I understand that it's a very difficult thing to do. I'm with ya! When I first tried to solve my digestive issues (on my own because I had no health insurance) I cut out dairy first. It was a sad day, and those thereafter, but I did it. It helped...but not enough. I was still experiencing severe constipation, bloating and gas. So I had a random idea to not eat bread (not knowing that I couldn't properly test myself after being on a gluten free diet)

I went gluten free for 2 years and the symptoms were gone! I discovered what was said above, that I became EXTREMELY sensetive to glutenous foods...stay away from Ricola cough drops by the way! After 2 years I decided that maybe it was all okay now, and that I should start to try eating gluten again. I started with soy sauce, then a bite of my friends food here and there. Then a breaded chicken cutlet, then toast, crackers, pizza, pasta etc! I was so happy that after a couple of weeks of reintroducing that I could eat wheat again! JOY! No more gluten free mixes and I could try my old favorite restaurants again! No more spending a ton of money at Whole Foods on rice crackers at $6 per box of 40 wafers.
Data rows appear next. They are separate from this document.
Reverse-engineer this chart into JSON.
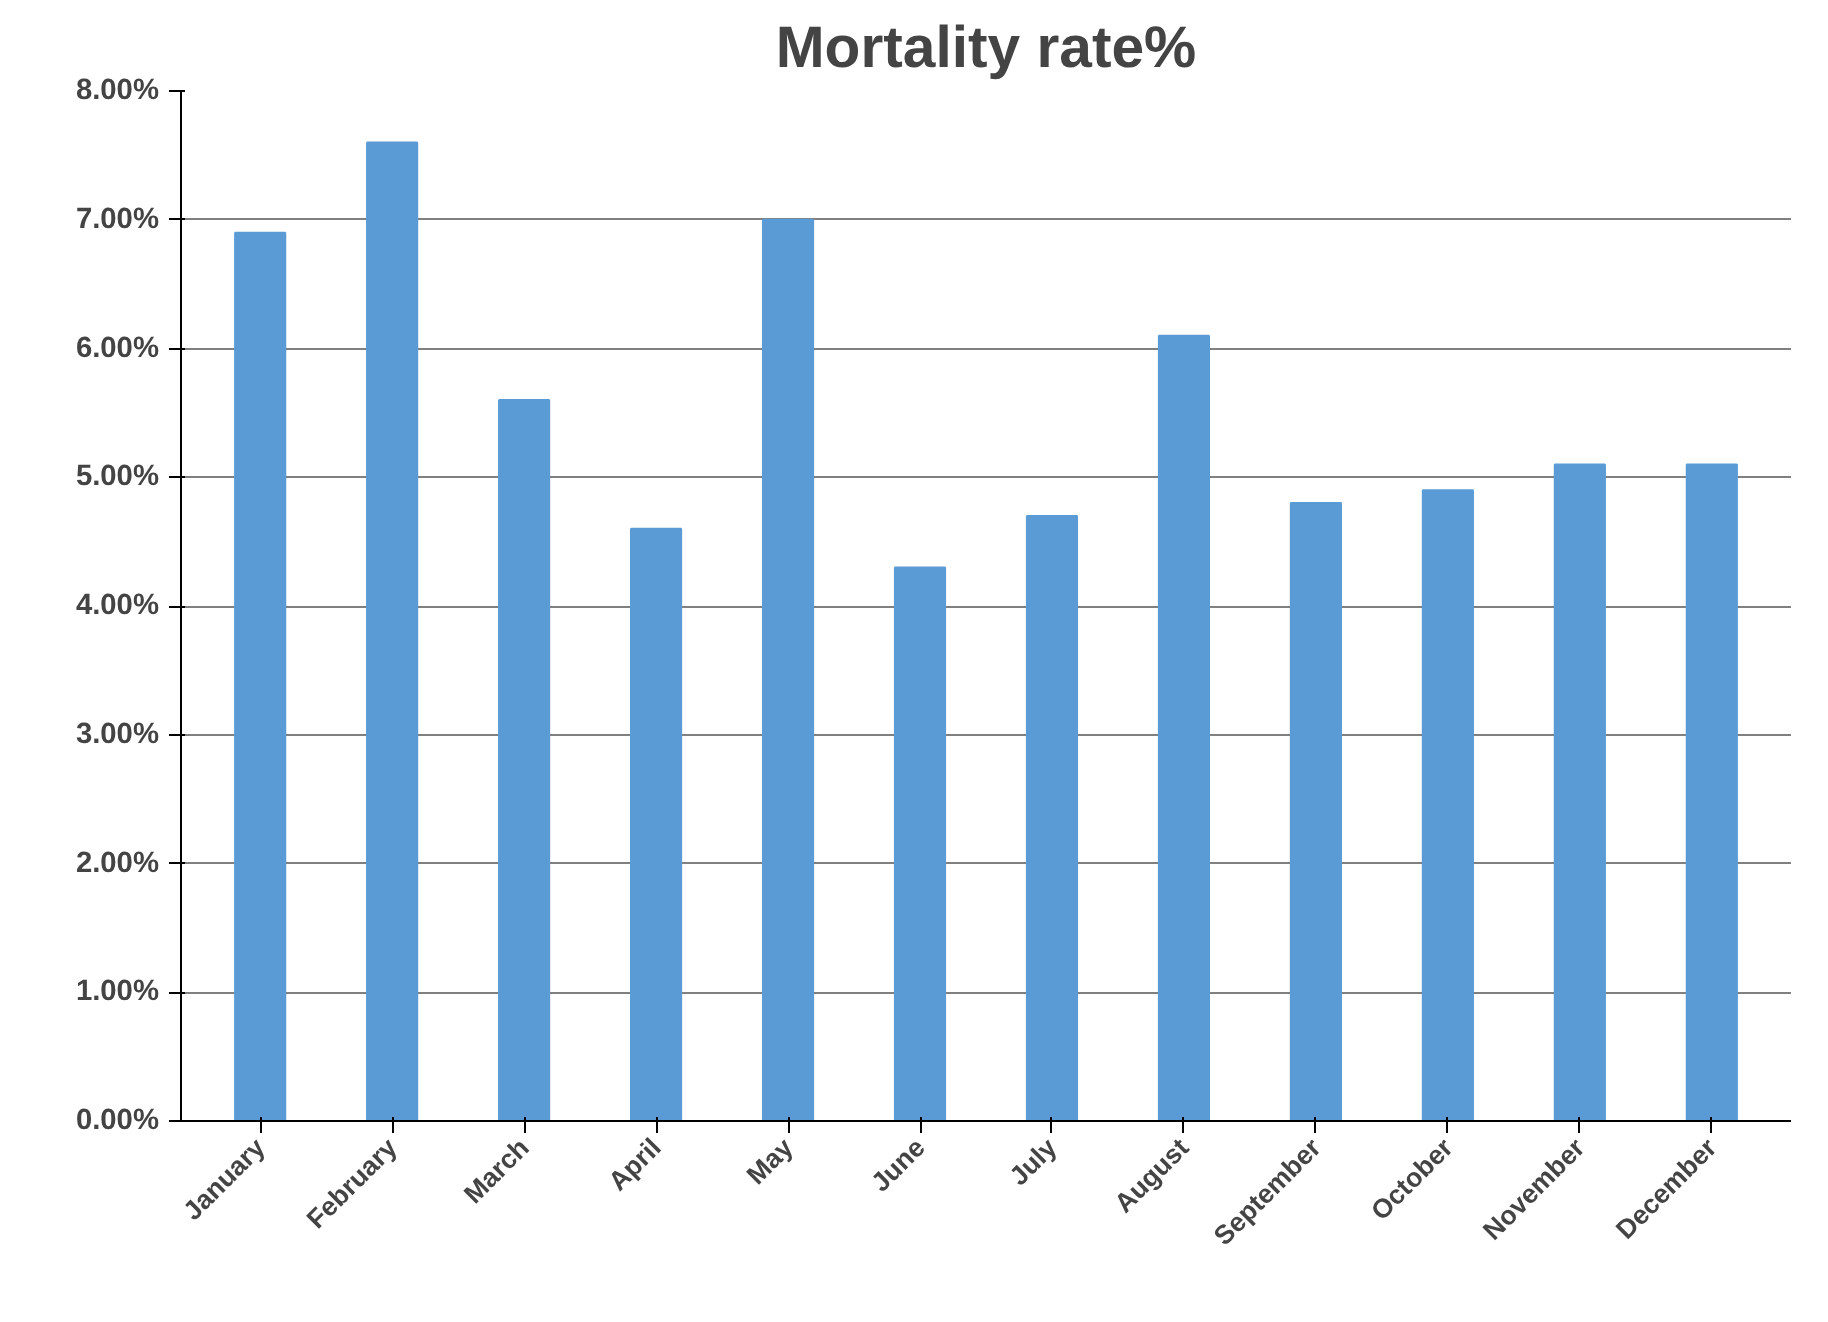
{
  "chart_data": {
    "type": "bar",
    "title": "Mortality rate%",
    "categories": [
      "January",
      "February",
      "March",
      "April",
      "May",
      "June",
      "July",
      "August",
      "September",
      "October",
      "November",
      "December"
    ],
    "values": [
      6.9,
      7.6,
      5.6,
      4.6,
      7.0,
      4.3,
      4.7,
      6.1,
      4.8,
      4.9,
      5.1,
      5.1
    ],
    "color": "#5b9bd5",
    "ylim": [
      0,
      8
    ],
    "yticks": [
      {
        "value": 0,
        "label": "0.00%"
      },
      {
        "value": 1,
        "label": "1.00%"
      },
      {
        "value": 2,
        "label": "2.00%"
      },
      {
        "value": 3,
        "label": "3.00%"
      },
      {
        "value": 4,
        "label": "4.00%"
      },
      {
        "value": 5,
        "label": "5.00%"
      },
      {
        "value": 6,
        "label": "6.00%"
      },
      {
        "value": 7,
        "label": "7.00%"
      },
      {
        "value": 8,
        "label": "8.00%"
      }
    ],
    "grid": "y"
  }
}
But, alas...after 4 months of eating gluten like a "normal" person, the symptoms slowely started to return. This time I knew what was coming...so I cut it waaay back. But it still wasn't good enough. I needed to cut out the wheat and now here I am...up on this forum.
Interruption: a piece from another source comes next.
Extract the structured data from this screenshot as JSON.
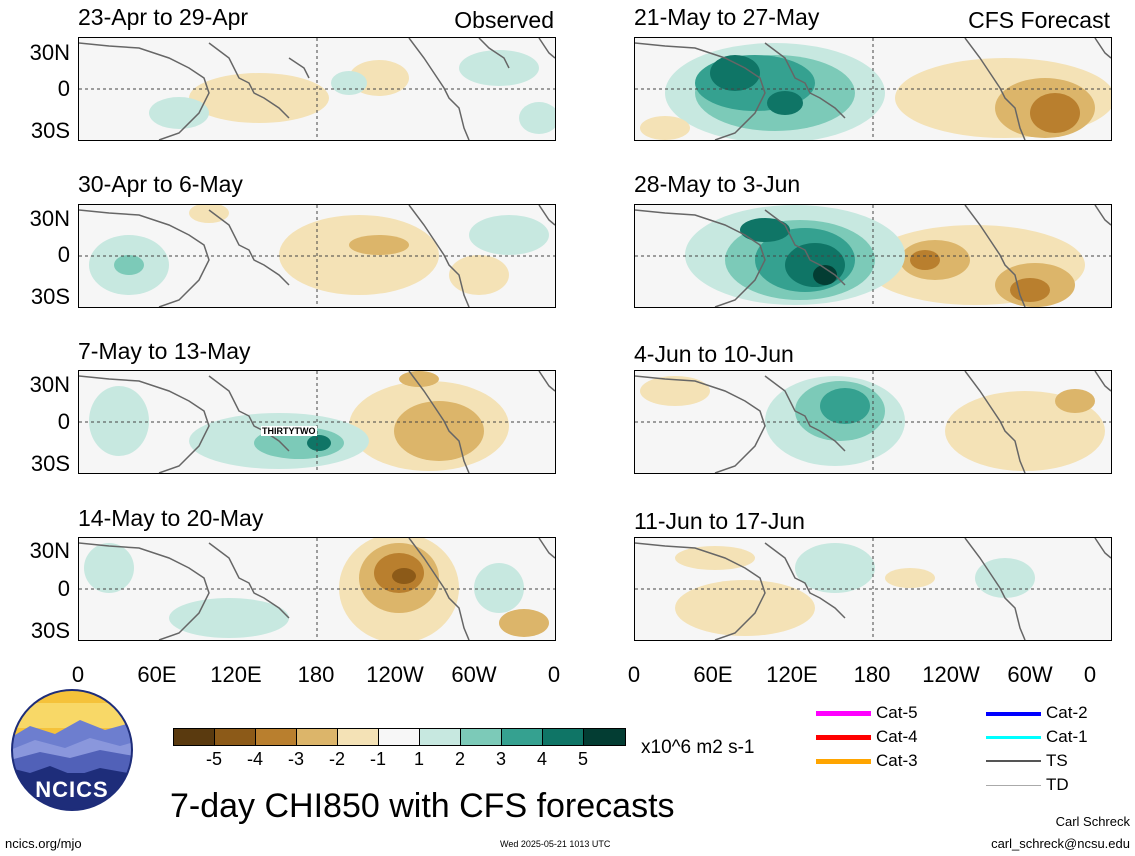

Anyway...long story short. Personally I think that you should just go for it! If you're doing a challenge, you may be defeating the purpose by only cutting out certain types of dairy products and prolonging a painful process. Cow's milk isn't good for us. If you were vegan you know all of the reasons why. My suggestion would be to really go to it. Gluten and Dairy free until you've gotten over your constipation.

Hope it helps! Digestive problems are no fun...

I no longer subscribe to the whole "dairy isn't good for us" theory. Two years as a vegan (and 15 as a vegetarian) nearly destroyed my mental and physical health. I now believed pasteurized dairy isn't good for us, but raw milk is perfectly healthy- as long as you don't have food issues like I do! I think I'll cut out the unfermented milk products, and see what happens. If I still don't feel better I will cut dairy out completely. I've decided recently to cut out most grains. I've noticed I feel sluggish after eating a high-starch/grain meal and better when I focus on high quality proteins, fats and produce. I'm planning on doing the GAPS diet in a few months anyway, in which case I'll be cutting nearly everything out!

Thanks for all the support and tips!